(Updates with closing share price.)
Aug. 14 (Bloomberg) -- Oil producers in Iraqi Kurdistan are an attractive investment after falling at least 25 percent since early July on fears that violence in the region would disrupt operations, analysts said.
It’s unlikely that the northern semi-autonomous Kurdistan region will be overtaken by Islamic State fighters, and that risk has been reduced as the U.S. and France moved to arm Kurdish forces, analysts from Swedbank AB, Pareto Securities AS, and RBC Capital Markets said.
Swedbank today raised its recommendation on Oslo-based DNO ASA to buy from neutral, and the shares rose 8.3 percent in Oslo trading. Genel Energy Plc began a share buyback, repurchasing 155,000 ordinary shares and sending its stock rallying 7.6 percent.
“It’s worth betting on,” Swedbank analyst Teodor Sveen Nilsen said in a phone interview, referring to DNO. “The discount is big, and the values we’re basing it on already take into account that it’s not a blue-sky scenario.”
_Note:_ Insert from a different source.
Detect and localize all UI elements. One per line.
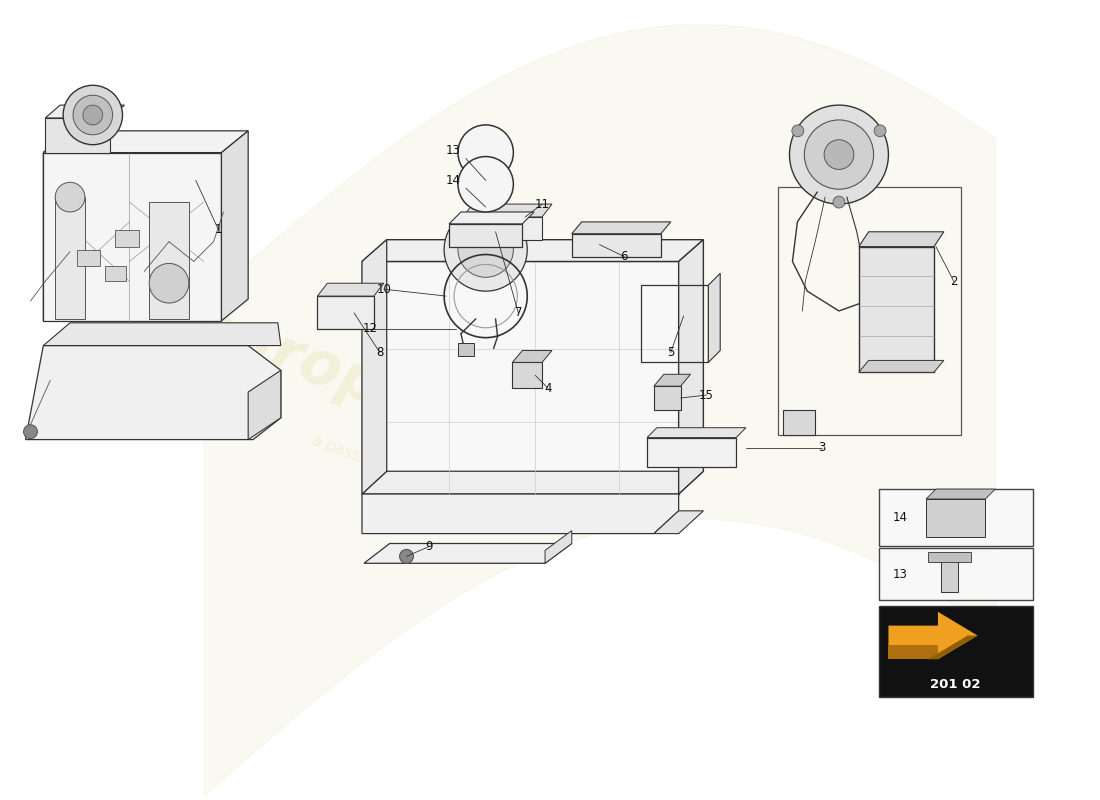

Oil companies operating in Iraq’s Kurdistan region, such as DNO, Genel Energy and Afren Plc, have plunged as Islamic State fighters who crossed the border from Syria earlier this year have battled Kurdish forces. The violence raises the prospect of the destabilization of a region that’s seen relative tranquility compared with the rest of the country since the U.S.-led invasion in 2003.
“There is a belief across the industry that Kurdistan will remain a safer area of Iraq,” said Al Stanton, an energy analyst at RBC Capital Markets. “The buyback shows that Genel feels that it is hugely undervalued.”
Stanton has an outperform recommendation on Genel Energy’s stock.
DNO declined to comment on security considerations and provide updated details on operations, spokesman Henrik Schwabe said in an e-mail yesterday. The company, which is the operator of the Tawke field close to Iraq’s borders with Syria and Turkey, said last week it continued operations at all its Kurdistan sites.
Genel Energy maintains that its operations are “safe and secure” and said that its outlook remains unchanged with plans to increase production in the second half of the year. The company withdrew some “non-essential staff” from its non- producing fields as a precautionary measure last week.
“No threat has been posed to DNO’s operations this far and we expect the risk of interruptions decreases as Kurdish forces are getting access to heavier weapons,” Pareto said in a note to clients yesterday. “DNO is producing at record high levels and we see the recent share price correction as a buying opportunity.”
DNO rose 8.3 percent to 17.29 kroner at close, the biggest gain in nearly six months. Genel Energy added 7.6 percent to 810.5 pence, the largest move since March 2012.